Document Type

Dissertation

Date of Award

8-31-2021

Degree Name

Doctor of Philosophy in Computing Sciences - (Ph.D.)

Department

Computer Science

First Advisor

Yi Chen

Second Advisor

Cristian Borcea

Third Advisor

Vincent Oria

Fourth Advisor

Chase Qishi Wu

Fifth Advisor

Michael A. Ehrlich

Abstract

Display advertising is the main type of online advertising, and it comes in the form of banner ads and rich media on publishers' websites. Publishers sell ad impressions, where an impression is one display of an ad in a web page. A common way to sell ad impressions is through real-time bidding (RTB). In 2019, advertisers in the United States spent nearly 60 billion U.S. dollars on programmatic digital display advertising. By 2022, expenditures are expected to increase to nearly 95 billion U.S. dollars. In general, the remaining impressions are sold directly by the publishers. The only way for publishers to control the price of the impressions they sell through RTB is by setting up a reserve price, which has to be beaten by the winning bids.

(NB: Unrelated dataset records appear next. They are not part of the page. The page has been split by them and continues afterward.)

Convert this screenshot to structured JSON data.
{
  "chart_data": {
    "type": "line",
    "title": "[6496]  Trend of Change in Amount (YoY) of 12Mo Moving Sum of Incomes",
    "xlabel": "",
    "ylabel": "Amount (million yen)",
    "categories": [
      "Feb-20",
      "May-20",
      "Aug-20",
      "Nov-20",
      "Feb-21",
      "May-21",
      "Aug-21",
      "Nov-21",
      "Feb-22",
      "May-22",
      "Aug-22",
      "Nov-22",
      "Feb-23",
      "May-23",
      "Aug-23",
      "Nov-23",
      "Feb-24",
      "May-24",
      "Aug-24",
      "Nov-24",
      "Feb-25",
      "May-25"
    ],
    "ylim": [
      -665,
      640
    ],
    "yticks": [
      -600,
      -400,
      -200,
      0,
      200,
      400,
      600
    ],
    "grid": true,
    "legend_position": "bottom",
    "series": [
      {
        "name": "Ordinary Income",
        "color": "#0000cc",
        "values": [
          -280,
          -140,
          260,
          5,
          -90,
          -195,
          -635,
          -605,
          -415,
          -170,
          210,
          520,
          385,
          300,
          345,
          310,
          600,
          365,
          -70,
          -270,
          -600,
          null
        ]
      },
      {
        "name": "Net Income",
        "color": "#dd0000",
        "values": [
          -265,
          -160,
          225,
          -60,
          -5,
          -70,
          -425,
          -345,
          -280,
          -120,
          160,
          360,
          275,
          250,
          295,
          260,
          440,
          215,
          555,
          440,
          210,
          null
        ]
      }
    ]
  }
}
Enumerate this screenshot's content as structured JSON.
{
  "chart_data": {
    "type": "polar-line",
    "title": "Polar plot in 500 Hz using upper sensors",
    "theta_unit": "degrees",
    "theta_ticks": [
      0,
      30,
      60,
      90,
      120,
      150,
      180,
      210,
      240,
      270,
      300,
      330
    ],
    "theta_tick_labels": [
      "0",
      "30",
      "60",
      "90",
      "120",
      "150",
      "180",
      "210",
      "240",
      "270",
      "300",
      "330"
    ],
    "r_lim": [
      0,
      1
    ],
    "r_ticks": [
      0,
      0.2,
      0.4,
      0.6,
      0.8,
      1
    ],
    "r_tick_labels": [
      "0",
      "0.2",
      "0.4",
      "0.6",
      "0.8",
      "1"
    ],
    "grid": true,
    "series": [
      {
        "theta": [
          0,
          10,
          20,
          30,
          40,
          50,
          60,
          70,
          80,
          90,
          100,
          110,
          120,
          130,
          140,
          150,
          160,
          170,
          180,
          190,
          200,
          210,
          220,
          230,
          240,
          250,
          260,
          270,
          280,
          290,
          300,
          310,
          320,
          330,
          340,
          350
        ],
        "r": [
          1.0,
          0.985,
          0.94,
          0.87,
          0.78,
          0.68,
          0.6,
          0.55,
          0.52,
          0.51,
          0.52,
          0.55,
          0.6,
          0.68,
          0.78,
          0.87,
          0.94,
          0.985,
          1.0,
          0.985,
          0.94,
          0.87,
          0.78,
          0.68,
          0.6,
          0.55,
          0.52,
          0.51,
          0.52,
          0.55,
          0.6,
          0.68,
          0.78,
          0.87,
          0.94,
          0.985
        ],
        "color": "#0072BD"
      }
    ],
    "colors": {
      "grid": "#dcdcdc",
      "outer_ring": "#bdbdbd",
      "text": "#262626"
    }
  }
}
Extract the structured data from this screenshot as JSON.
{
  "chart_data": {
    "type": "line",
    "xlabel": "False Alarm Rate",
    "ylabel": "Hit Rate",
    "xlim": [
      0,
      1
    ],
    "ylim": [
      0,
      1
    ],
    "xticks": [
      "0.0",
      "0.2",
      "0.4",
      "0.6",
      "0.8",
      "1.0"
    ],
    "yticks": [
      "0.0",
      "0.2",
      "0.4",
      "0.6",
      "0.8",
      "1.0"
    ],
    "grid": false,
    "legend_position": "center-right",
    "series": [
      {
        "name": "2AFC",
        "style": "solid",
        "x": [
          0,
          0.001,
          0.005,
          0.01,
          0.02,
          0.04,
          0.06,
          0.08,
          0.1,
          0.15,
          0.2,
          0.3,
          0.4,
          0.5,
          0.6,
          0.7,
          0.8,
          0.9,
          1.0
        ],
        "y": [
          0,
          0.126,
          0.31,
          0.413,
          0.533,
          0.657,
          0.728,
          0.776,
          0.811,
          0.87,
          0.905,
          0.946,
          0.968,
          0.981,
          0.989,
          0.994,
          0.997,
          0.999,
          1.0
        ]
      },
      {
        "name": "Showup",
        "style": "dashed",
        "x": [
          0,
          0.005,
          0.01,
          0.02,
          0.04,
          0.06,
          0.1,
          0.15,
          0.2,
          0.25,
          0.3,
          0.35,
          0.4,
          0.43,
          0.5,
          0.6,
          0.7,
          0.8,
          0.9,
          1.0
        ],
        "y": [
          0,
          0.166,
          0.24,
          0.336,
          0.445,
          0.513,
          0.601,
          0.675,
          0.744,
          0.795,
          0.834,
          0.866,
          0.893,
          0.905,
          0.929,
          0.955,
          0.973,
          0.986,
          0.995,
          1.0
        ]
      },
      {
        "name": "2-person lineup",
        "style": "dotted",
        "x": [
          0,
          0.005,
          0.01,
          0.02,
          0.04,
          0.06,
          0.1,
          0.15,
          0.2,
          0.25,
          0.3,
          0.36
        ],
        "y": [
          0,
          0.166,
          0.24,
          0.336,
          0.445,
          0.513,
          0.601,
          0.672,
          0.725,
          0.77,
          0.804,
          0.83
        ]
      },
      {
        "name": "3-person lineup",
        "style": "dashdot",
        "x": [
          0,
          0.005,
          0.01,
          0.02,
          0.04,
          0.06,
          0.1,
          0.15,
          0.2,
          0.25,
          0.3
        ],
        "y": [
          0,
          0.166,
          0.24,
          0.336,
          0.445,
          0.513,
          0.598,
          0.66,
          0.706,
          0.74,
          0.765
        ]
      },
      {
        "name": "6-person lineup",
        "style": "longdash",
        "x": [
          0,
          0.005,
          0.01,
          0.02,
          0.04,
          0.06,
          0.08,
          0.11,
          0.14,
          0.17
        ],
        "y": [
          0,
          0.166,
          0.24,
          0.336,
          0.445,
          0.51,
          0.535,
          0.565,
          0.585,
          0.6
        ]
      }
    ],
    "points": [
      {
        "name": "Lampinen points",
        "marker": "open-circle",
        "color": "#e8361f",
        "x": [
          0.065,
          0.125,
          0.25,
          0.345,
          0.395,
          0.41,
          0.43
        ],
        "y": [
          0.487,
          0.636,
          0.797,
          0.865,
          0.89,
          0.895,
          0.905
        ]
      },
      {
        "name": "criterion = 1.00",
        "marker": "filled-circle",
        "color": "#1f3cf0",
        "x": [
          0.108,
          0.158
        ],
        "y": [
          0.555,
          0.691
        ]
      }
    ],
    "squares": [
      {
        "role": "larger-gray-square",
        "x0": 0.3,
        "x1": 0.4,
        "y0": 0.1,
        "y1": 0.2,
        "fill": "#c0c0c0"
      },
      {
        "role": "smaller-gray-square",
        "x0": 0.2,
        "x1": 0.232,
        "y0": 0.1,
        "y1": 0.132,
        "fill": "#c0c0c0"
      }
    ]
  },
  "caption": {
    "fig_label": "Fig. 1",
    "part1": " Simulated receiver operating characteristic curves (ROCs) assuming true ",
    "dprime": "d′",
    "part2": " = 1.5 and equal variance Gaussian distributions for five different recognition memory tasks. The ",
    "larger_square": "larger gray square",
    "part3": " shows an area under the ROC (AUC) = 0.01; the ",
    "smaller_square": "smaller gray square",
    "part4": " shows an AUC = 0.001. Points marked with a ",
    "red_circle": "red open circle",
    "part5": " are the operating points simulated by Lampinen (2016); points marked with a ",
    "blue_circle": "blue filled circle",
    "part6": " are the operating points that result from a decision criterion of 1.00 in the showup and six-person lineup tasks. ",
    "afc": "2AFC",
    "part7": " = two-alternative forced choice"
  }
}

The two main types of RTB auction strategies are 1) first-price auctions, i.e., the winning advertiser pays the highest bid, and 2) second-price auctions, i.e., the winning advertiser pays the maximum of the second highest bid and the reserve price (the minimum price that a publisher can accept for an impression). In both types of auctions, bids lower than the reserve prices will be automatically rejected. Since both strategies are influenced by the reserve price, setting a good reserve price is an important, but challenging task for publishers. A high reserve price may lead to very few winning bids, and thus can decrease the revenue substantially. A low reserve price may devalue the impressions and hurt the revenue because advertisers do not need to bid high to beat the reserve. Reduction of ad revenue may affect the quality of free content and publishers' business sustainability. Therefore, in an ideal situation, the publishers would like to set the reserve price as high as possible, while ensuring that there is a winning bid.

This dissertation proposes to use machine learning techniques to determine the optimal reserve prices for individual impressions in real-time, with the goal of maximizing publishers' ad revenue. The proposed techniques are practical because they use data only available to publishers. They are also general because they can be applied to most online publishers. The novelty of the research comes from both the problem, which was not studied before, and the proposed techniques, which are adapted to the online publishing domain.

For second-price auctions, a survival-analysis-based model is first proposed to predict failure rates of reserve prices of specific impressions in second-price auctions. It uses factorization machines (FM) to capture feature interaction and header bidding information to improve the prediction performance. The experiments, using data from a large media company, show that the proposed model for failure rate prediction outperforms the comparative systems. The survival-analysis-based model is augmented further with a deep neural network (DNN) to capture the feature interaction. The experiments show that the DNN-based model further improves the performance from the FM-based one.

For first-price auctions, a multi-task learning framework is proposed to predict the lower bounds of highest bids with a coverage probability. The model can guarantee the highest bids of at least a certain percentage of impressions are more than the corresponding predicted lower bounds. Setting the final reserve prices to the lower bounds, the model can guarantee a certain percentage of outbid impressions in real-time bidding. The experiments show that the proposed method can significantly outperform the comparison systems.